New York Mets
- Pitcher
- Born: June 14, 1996 (age 30) Santiago de los Caballeros, Dominican Republic
- Bats: RightThrows: Right

MLB debut
- August 20, 2021, for the Los Angeles Angels

MLB statistics (through 2024 season)
- Win–loss record: 0–1
- Earned run average: 5.56
- Strikeouts: 41
- Stats at Baseball Reference

Teams
- Los Angeles Angels (2021–2024);

= José Marte =

Dominican baseball player (born 1996)

José Manuel Marte (born June 14, 1996) is a Dominican professional baseball pitcher in the New York Mets organization. He has previously played in Major League Baseball (MLB) for the Los Angeles Angels.

==Career==
===San Francisco Giants===
Marte signed up with the San Francisco Giants as an international free agent in July 2015. He made his professional debut with the Dominican Summer League Giants, posting a 1.89 ERA in 5 games. Marte split the 2016 season between the rookie-level AZL Giants and the Low-A Salem-Keizer Volcanoes, accumulating a 2–5 record and 5.24 ERA in 15 games (14 of them starts). The following year, Marte played for the Single-A Augusta GreenJackets, pitching to a 7–7 record and 4.70 ERA in 25 starts. In 2019, Marte played for the High-A San Jose Giants, recording a 3–9 record and 5.59 ERA with 80 strikeouts in 74.0 innings across 18 games. Marte did not play in a game in 2020 due to the cancellation of the minor league season because of the COVID-19 pandemic. In 2021, Marte began the year with the High-A Eugene Emeralds, and was promoted to the Double-A Richmond Flying Squirrels after 5 games. He logged a 3.57 ERA in 19 games for Richmond.

===Los Angeles Angels===
On July 30, 2021, the Giants traded Marte, Sam Selman, and Ivan Armstrong to the Los Angeles Angels in exchange for Tony Watson. He was assigned to the Double-A Rocket City Trash Pandas, where he made three scoreless appearances, and also struggled to an 8.59 ERA in 7 games for the Triple-A Salt Lake Bees.

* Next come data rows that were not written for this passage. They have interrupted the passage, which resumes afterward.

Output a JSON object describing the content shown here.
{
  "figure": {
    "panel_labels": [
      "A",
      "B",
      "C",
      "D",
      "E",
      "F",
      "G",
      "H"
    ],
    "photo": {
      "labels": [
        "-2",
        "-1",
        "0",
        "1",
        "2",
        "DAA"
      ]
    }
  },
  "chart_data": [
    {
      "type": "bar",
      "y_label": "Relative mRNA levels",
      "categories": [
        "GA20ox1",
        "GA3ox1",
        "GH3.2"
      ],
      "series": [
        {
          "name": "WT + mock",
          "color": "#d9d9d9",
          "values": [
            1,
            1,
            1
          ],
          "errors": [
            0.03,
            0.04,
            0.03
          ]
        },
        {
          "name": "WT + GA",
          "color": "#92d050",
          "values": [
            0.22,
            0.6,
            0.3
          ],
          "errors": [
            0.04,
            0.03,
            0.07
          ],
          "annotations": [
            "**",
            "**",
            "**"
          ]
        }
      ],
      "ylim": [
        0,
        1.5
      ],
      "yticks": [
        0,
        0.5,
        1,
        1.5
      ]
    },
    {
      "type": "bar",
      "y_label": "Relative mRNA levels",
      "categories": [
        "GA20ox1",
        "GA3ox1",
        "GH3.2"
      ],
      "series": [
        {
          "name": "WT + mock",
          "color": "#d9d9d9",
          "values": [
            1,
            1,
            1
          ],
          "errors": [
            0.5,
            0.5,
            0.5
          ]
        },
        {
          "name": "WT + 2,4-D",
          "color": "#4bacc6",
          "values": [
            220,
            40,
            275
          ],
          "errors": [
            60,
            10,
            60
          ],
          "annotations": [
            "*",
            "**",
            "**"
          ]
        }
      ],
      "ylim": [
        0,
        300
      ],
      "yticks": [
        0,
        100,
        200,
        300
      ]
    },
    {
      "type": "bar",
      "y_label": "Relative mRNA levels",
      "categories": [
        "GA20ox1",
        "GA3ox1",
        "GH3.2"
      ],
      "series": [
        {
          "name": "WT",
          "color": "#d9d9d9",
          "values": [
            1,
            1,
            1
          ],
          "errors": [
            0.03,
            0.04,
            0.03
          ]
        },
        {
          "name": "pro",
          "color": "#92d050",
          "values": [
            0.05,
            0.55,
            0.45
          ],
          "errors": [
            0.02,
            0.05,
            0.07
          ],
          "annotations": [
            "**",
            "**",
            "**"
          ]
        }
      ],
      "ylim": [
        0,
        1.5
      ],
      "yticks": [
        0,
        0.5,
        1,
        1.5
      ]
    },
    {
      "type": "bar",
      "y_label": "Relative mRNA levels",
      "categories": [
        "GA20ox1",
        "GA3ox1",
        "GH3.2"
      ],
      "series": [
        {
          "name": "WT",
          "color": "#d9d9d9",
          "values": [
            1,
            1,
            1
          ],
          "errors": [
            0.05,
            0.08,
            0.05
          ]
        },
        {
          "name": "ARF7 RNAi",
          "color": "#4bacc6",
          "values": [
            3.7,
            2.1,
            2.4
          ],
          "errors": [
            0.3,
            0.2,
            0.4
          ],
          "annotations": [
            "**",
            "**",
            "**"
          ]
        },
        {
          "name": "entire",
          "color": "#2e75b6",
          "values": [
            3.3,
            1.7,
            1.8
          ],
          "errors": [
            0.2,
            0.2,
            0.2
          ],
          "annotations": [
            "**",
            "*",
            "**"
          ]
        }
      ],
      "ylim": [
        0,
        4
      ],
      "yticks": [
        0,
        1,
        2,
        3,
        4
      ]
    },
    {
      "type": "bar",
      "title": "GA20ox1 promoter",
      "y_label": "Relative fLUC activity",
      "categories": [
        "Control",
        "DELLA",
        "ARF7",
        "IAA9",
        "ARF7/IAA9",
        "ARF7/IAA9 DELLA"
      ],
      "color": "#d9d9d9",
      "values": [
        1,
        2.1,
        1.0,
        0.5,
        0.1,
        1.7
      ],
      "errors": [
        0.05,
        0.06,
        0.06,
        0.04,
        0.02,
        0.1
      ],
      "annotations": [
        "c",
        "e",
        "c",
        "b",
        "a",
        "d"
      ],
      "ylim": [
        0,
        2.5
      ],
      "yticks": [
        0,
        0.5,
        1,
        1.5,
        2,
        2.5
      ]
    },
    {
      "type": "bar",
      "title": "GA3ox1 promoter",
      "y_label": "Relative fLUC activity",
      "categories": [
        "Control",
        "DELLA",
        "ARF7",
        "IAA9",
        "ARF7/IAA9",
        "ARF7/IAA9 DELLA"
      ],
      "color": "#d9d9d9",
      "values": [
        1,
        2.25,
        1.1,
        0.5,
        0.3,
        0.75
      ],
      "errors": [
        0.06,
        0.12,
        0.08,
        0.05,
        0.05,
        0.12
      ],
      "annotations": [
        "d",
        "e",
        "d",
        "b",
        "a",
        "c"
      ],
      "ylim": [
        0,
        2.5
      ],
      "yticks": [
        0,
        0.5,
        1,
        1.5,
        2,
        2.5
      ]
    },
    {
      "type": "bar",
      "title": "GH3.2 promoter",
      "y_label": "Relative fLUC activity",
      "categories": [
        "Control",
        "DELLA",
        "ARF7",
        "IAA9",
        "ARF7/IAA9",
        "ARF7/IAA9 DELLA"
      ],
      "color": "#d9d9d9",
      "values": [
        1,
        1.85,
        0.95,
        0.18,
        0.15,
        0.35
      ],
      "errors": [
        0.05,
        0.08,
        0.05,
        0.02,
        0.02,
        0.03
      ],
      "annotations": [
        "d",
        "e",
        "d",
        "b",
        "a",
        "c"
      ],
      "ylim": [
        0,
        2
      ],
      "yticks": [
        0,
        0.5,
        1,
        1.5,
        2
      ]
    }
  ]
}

The Angels called up Marte to the major leagues for the first time on August 20, 2021. He made his MLB debut that day, tossing 2 scoreless innings against the Cleveland Indians. Marte finished his rookie year with a 9.00 ERA in 4 big league appearances.

Marte split the 2022 season between the Angels and Salt Lake. He struggled to a 7.36 ERA with 15 strikeouts across 11 appearances for the Angels, while posting an improved 5.45 ERA with 46 strikeouts and 3 saves in 34 games for the Bees.

On March 20, 2023, Marte was shut down for four weeks after being diagnosed with a stress reaction is his right elbow. On August 22, he was activated from the injured list and subsequently optioned to Triple–A Salt Lake.

On December 4, 2023, Marte re–signed with the Angels on a minor league contract. In 20 games for Triple–A Salt Lake, he recorded a 2.61 ERA with 20 strikeouts and 5 saves across 20 2/3 innings pitched. On June 15, 2024, the Angels selected Marte's contract, adding him to their active roster. He appeared in 14 games for the Angels, logging a 2.33 ERA with 14 strikeouts over 19 1/3 innings pitched. Marte was placed on the 60–day injured list on August 30, ending his season after he experienced shoulder soreness while rehabbing from a viral infection. He was removed from the 40–man roster and sent outright to Triple–A Salt Lake on October 24. Marte elected free agency on November 4.

===New York Mets===
On April 1, 2025, Marte signed a two-year minor league contract with the New York Mets. On June 19, 2026, after two appearances he was placed on the full-season injured list ending his season.